淫心不老:八十岁老大爷因为太激动差点交代在舞厅>>以下为一个舞女的骇人见闻:
这阵子在外头跑,跑的场子多了,我心里也有了数。哪家客肯花钱、哪家我吃得开、哪家管事的不刁难,我都掂量过。常去的是城西那头一家,客年轻,舍得花,我在那儿也待得住。
可那家也三天两头查,说停就停。那天它没开,我才将就来了这个生场子。
生场子人不多,灯开了一半,空着好几张台子。陪我的客是个中年男人,话不多,搂着跳了两支,又拉我坐下喝茶。我陪着,心不在上头。客不认得,姑娘也不认得,跳一支算一支,散了各走各的。
跳到一半,那头一阵乱。
一群人呼啦围过去,把那一片挡得严严实实。我坐着没动。这种地方乱起来是常事,争两支舞的钱、争个客,我懒得凑。
过了好一会儿,才听人说,一个跳舞的客人,跳着跳着栽倒了。
叫了车,急急拉走了。
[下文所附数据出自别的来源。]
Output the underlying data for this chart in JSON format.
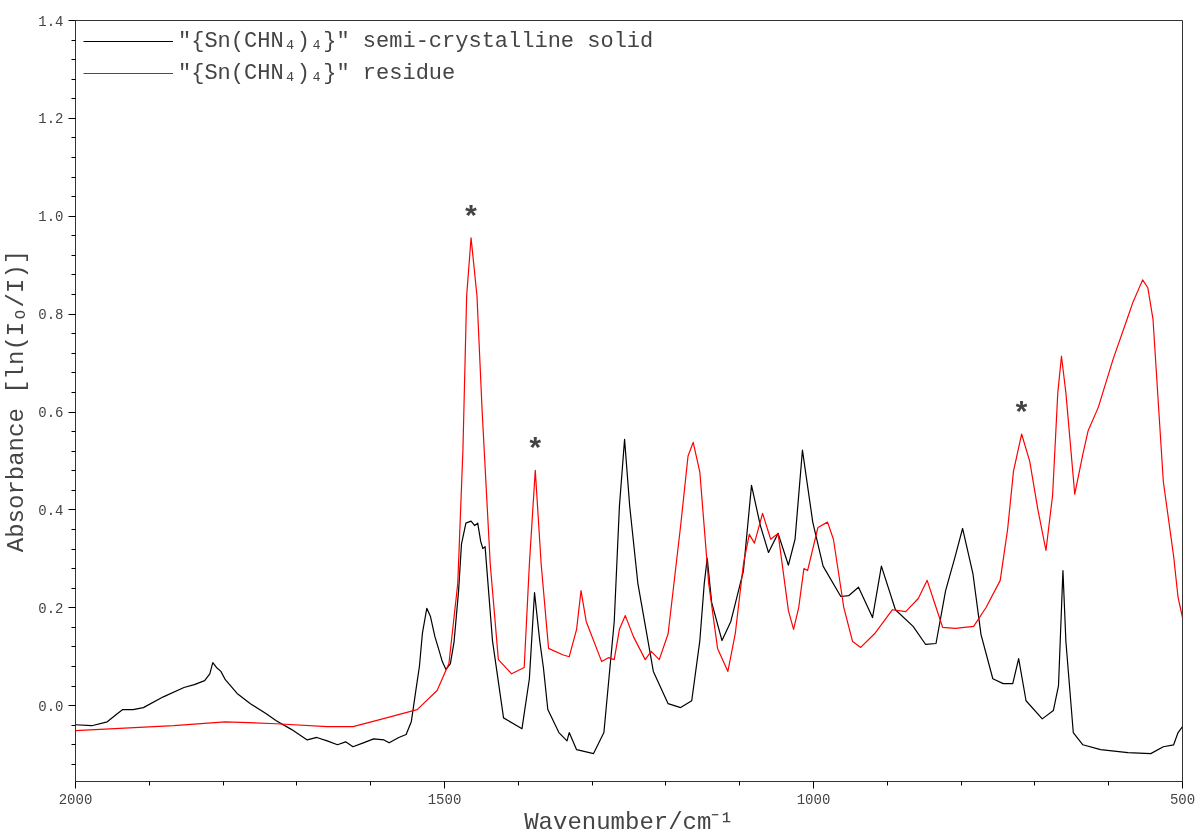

是死是活,当时没人说得准。
那天下午场,提早散了。
晚上更衣室里,都在说这事。
这屋里的姑娘,我大半叫不上名。她们凑在一处说得热闹,我在角落补妆,插不上话,也没人理我。
当时搂着他跳的那个,还没缓过来。
"跳得好好的,人一下就软了,整个往我身上坠。一把老骨头,看着轻,坠下来我哪扶得住,顺着我胳膊就出溜地上了。"
"你没喊?"
"喊什么。吓懵了,手脚都是软的,等回过神,人已经在地上了。"
"瘆人。我离得近,瞅着他脸都白了。"
"多大岁数了还来。"
"瞧着八十都有了。"
"这把年纪还贪这一口。你们想嘛,搂着个又年轻,又漂亮,又性感的姑娘,那这一上头,就栽了。"
几个笑起来。
"真跳出好歹,这场子还开不开。"
"晦气。"
"我最怵接那种老的。颤颤巍巍,搂你手都一直抖,跳两步就喘,靠你身上直冒汗。"
"给得还少。"
"少还费劲。下回这种我可不接。"
"躲得掉?人家点了你。"
"那也膈应。"
"我就是不接老的,又怎样,我也不差那几曲的钱。"
"也怪可怜的。家里头多半没人搭理,来这儿花俩钱,找乐子。"
"哪里可怜啦,这些糟老头子坏得很,我都不想说,我反正以后也不跳老头"。
"不止他一个。前阵子那个拄拐的你们忘了?脚上打着石膏,瘸着都来。"
"记得。一只脚杵着,搂着姑娘直晃悠。"
"那样了还惦记这口。"
"哈哈哈,那个是真奇葩,我看着他的样子,乐了好久"。
又一阵笑。
我没插话,只听着。
为了这点东西,八十多了能栽过去,腿瘸了拄着拐,都撇不下,还往这儿来。舞女这一行饿不死,根子就在这儿。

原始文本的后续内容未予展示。